A frisket differs from other masks in that it is a single sheet that covers the entire work, parts of which are removed by cutting into the sheet. Friskets are available in matté and glossy finishes. Some friskets are also solvent-proof, manufactured for use with solvent-reduced and -based urethanes.

The frisket is fixed to the painting surface and then the appropriate shapes are cut out of the material using a razor or scalpel. The cut piece is lifted, the exposed area painted, and the process repeated using the cut pieces to mask their matching finished areas. When all painting is finished, the resulting work contains precise shapes with no overspray.

==Watercolour==
In watercolor painting, frisket, also sometimes called masking fluid, is a removable liquid masking fluid based on latex and ammonia, often available in various colours to make its presence more obvious, which is applied to the surface in order to mask off the areas that are not to be coloured by a given application of paint. Frisket is usually used when the unmasked areas are desired to be the same colour and a rapid wash is being applied, or for negative painting effects.

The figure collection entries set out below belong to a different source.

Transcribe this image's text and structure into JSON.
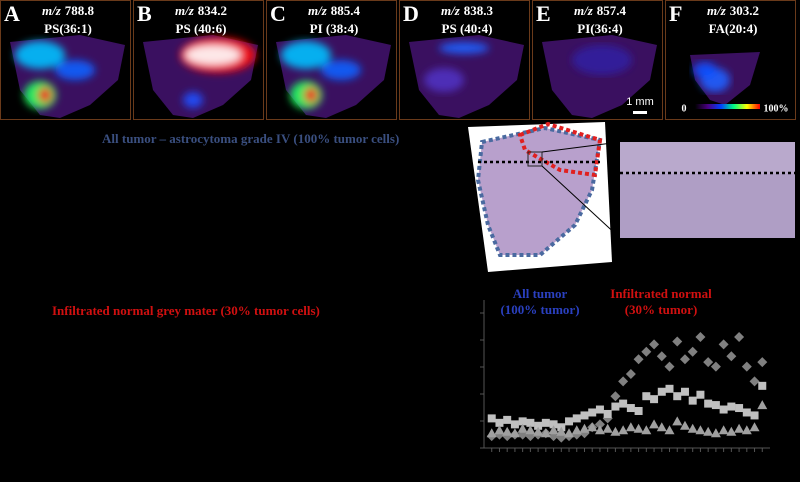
{
  "panels": [
    {
      "letter": "A",
      "mz_prefix": "m/z",
      "mz": "788.8",
      "lipid": "PS(36:1)"
    },
    {
      "letter": "B",
      "mz_prefix": "m/z",
      "mz": "834.2",
      "lipid": "PS (40:6)"
    },
    {
      "letter": "C",
      "mz_prefix": "m/z",
      "mz": "885.4",
      "lipid": "PI (38:4)"
    },
    {
      "letter": "D",
      "mz_prefix": "m/z",
      "mz": "838.3",
      "lipid": "PS (40:4)"
    },
    {
      "letter": "E",
      "mz_prefix": "m/z",
      "mz": "857.4",
      "lipid": "PI(36:4)"
    },
    {
      "letter": "F",
      "mz_prefix": "m/z",
      "mz": "303.2",
      "lipid": "FA(20:4)"
    }
  ],
  "scale_bar": "1 mm",
  "colorbar": {
    "min_label": "0",
    "max_label": "100%"
  },
  "annotations": {
    "all_tumor": "All tumor – astrocytoma grade IV (100% tumor cells)",
    "infiltrated": "Infiltrated normal grey mater (30% tumor cells)"
  },
  "chart_data": {
    "type": "scatter",
    "labels": {
      "all_tumor": [
        "All tumor",
        "(100% tumor)"
      ],
      "infiltrated": [
        "Infiltrated normal",
        "(30% tumor)"
      ]
    },
    "x": [
      1,
      2,
      3,
      4,
      5,
      6,
      7,
      8,
      9,
      10,
      11,
      12,
      13,
      14,
      15,
      16,
      17,
      18,
      19,
      20,
      21,
      22,
      23,
      24,
      25,
      26,
      27,
      28,
      29,
      30,
      31,
      32,
      33,
      34,
      35,
      36
    ],
    "xlim": [
      0,
      37
    ],
    "ylim": [
      0,
      100
    ],
    "series": [
      {
        "marker": "diamond",
        "color": "#808080",
        "values": [
          8,
          9,
          8,
          9,
          9,
          8,
          9,
          10,
          8,
          7,
          8,
          9,
          10,
          14,
          16,
          20,
          35,
          45,
          50,
          60,
          65,
          70,
          62,
          55,
          72,
          60,
          65,
          75,
          58,
          55,
          70,
          62,
          75,
          55,
          45,
          58
        ]
      },
      {
        "marker": "square",
        "color": "#c0c0c0",
        "values": [
          20,
          17,
          19,
          16,
          18,
          17,
          15,
          17,
          16,
          14,
          18,
          20,
          22,
          24,
          26,
          23,
          28,
          30,
          27,
          25,
          35,
          33,
          38,
          40,
          35,
          38,
          32,
          36,
          30,
          29,
          26,
          28,
          27,
          24,
          22,
          42
        ]
      },
      {
        "marker": "triangle",
        "color": "#a0a0a0",
        "values": [
          10,
          12,
          11,
          10,
          13,
          12,
          11,
          10,
          12,
          11,
          10,
          12,
          13,
          14,
          12,
          13,
          11,
          12,
          14,
          13,
          12,
          16,
          14,
          12,
          18,
          15,
          13,
          12,
          11,
          10,
          12,
          11,
          13,
          12,
          14,
          29
        ]
      }
    ]
  }
}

Watercolouring frisket is applied using a brush, allowed to dry, and then the watercolour paints are applied and also allowed to dry. Once the paper is completely dry, the frisket can be easily removed by gentle rubbing with a natural crepe rubber pickup, the same as those used for removal of rubber cement. The paper must be completely dry before removing the frisket as the friction can otherwise damage the paper if still damp.

A subsequent application of frisket can be applied to mask other areas—usually those with the intention of applying a different colour or to darken some areas whilst not affecting others—and removed with the natural rubber pickup. This process can be repeated several times without damaging artist-grade watercolour papers, so long as the paper is completely dry after each application of watercolours. Some lesser grades of paper, often used for practice and academic purposes, may be more prone to damage after repeated masking and painting cycles, however. Although watercolour frisket can be removed by rubbing with the fingers, doing so has the disadvantage of potentially transferring skin oils which can discolour the artwork, or otherwise affect subsequent applications of watercolours or other media such as chalk or ink.